Le 6 juillet 2010, David Cameron, Premier ministre du Royaume-Uni, a confirmé qu’il allait convoquer une commission d’enquête sur les allégations selon lesquelles des agents de l’État et des membres des services de renseignement britanniques auraient participé à des violations des droits humains, dont des actes de torture. Cette commission aux pouvoirs limités devrait se concentrer sur les cas de ressortissants et de résidents du Royaume-Uni incarcérés au centre de détention de Guantánamo Bay.
Le gouvernement a placé Sir Peter Gibson, actuellement chargé de contrôler la régularité de l’action des services de renseignement, à la tête de la commission formée de trois membres.
La mise en place de la commission d’enquête est une première étape importante. Elle peut permettre d’établir effectivement les responsabilités des atteintes aux droits humains commises dans le passé. Mais ce résultat ne sera obtenu que par une enquête approfondie, indépendante et impartiale.
Le mandat exact de la commission n’est pas encore connu. Amnesty International craint qu’elle ne soit pas suffisamment indépendante du gouvernement.

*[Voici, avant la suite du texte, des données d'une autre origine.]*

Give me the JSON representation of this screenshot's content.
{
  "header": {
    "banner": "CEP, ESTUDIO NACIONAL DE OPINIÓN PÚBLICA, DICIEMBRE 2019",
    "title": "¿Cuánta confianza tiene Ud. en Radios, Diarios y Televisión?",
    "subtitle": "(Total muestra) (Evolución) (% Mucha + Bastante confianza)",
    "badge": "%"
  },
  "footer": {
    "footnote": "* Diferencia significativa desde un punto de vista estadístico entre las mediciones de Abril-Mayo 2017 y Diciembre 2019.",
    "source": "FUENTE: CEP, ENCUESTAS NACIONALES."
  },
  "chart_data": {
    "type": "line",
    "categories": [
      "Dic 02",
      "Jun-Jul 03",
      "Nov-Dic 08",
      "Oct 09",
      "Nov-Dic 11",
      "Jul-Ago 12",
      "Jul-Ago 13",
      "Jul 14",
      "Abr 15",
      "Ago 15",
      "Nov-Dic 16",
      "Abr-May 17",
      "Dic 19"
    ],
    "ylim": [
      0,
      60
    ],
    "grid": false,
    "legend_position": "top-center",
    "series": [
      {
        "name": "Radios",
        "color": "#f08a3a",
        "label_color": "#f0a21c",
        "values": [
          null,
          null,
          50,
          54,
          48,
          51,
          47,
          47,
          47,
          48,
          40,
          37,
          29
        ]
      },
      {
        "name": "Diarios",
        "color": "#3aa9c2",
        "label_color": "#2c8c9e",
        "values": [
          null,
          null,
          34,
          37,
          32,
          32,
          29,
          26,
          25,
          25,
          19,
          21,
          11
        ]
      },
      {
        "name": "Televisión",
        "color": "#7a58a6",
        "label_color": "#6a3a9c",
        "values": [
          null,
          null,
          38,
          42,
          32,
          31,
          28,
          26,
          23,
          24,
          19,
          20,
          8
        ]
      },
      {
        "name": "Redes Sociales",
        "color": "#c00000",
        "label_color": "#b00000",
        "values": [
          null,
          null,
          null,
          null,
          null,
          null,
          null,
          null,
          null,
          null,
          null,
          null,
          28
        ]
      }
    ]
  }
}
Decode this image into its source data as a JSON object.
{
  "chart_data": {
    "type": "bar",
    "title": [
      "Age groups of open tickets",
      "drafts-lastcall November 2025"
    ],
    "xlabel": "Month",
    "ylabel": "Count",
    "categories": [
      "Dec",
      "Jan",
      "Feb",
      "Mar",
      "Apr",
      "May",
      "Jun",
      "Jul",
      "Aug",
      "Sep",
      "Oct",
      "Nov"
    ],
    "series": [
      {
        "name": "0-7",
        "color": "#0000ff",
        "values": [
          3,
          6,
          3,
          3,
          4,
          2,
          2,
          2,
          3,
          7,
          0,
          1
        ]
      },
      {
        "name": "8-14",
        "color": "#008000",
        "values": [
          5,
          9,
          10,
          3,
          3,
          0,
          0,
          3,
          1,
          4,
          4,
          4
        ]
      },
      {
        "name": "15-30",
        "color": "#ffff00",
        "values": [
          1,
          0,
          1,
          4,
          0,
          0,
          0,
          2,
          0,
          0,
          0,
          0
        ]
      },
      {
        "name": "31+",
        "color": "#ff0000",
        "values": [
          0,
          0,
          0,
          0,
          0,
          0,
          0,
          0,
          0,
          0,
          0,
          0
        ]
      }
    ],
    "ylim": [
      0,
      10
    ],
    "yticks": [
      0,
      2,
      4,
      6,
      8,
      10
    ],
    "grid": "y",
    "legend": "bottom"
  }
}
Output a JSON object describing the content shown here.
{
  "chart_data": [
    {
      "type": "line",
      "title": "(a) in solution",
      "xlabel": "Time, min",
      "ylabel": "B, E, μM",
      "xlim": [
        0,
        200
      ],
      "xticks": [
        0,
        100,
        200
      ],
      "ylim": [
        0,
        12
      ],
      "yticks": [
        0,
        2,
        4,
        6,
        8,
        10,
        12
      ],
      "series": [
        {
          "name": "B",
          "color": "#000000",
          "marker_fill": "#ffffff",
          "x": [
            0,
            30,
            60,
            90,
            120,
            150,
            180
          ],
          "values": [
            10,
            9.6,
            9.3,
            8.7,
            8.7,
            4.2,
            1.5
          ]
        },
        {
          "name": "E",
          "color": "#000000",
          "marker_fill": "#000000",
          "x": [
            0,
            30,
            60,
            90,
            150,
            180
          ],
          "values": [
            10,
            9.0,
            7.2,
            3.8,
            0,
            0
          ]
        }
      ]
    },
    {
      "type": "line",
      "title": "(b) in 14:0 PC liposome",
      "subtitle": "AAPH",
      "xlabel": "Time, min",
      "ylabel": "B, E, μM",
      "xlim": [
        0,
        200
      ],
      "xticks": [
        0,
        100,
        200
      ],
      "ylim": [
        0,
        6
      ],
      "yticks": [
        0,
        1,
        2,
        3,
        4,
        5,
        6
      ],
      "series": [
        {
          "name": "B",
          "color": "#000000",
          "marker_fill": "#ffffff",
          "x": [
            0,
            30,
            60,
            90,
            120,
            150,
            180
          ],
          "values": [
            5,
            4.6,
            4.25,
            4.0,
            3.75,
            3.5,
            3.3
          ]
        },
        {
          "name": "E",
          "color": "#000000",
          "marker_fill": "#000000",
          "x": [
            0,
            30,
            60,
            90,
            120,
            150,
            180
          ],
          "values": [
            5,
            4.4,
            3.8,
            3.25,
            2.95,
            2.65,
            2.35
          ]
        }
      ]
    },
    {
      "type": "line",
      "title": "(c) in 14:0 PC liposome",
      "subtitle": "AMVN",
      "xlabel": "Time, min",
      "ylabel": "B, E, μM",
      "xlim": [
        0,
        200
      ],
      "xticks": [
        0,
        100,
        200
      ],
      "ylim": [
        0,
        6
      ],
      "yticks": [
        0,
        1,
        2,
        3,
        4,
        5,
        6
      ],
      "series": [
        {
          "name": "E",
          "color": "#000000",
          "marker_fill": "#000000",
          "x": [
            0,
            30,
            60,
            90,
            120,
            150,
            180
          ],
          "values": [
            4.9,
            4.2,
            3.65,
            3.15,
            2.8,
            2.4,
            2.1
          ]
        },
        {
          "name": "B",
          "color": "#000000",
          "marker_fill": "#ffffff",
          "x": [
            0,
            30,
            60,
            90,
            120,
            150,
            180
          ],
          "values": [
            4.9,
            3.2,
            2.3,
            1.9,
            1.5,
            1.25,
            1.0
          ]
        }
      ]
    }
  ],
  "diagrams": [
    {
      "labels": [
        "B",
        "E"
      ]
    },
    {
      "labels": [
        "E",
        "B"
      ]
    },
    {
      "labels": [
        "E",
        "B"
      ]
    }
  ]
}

La notion de secret d’État risque de jouer un rôle négatif, car on ne sait pas jusqu’à quel point les motifs de sécurité nationale imposeront le silence sur les travaux de la commission. Ses conclusions ne seront peut-être ni rendues totalement publiques ni communiquées aux victimes des violations des droits humains qui font l’objet de l’enquête.
Amnesty International reconnaît que l’enquête doit être menée à bien promptement, mais l’exhaustivité ne doit pas être sacrifiée à l’impératif de la rapidité. Il est indispensable de mener un examen approfondi des politiques et des pratiques qui ont donné lieu à ces graves violations, en s’intéressant au rôle des agences de renseignement, des forces armées, des fonctionnaires, des membres du gouvernement et de leurs conseillers juridiques.
Ceux qui ont souffert d’atteintes aux droits humains ont le droit de savoir la vérité. Ils ont le droit d’obtenir justice et de voir les responsables rendre des comptes. Aucun État ne devrait pouvoir commettre des violations des droits humains impunément.
Pour en savoir plus sur l’enquête britannique sur la torture, rendez-vous sur http://www.amnesty.org/en/region/uk

30 000 personnes détenues illégalement en irak

Depuis 2003, des groupes armés opposés au gouvernement irakien et à l’armée des États-Unis commettent de graves atteintes aux droits humains et prennent pour cible des milliers de civils, principalement lors d’attentats-suicides. En combattant ces groupes armés, notamment Al Qaïda, les autorités irakiennes et les forces américaines ont également perpétré des violations des droits humains. Elles ont arrêté arbitrairement des milliers de personnes pour les mettre en détention sans inculpation ni jugement durant de longues périodes. Un grand nombre de détenus subissent des tortures ou d’autres mauvais traitements et sont placés à l’isolement.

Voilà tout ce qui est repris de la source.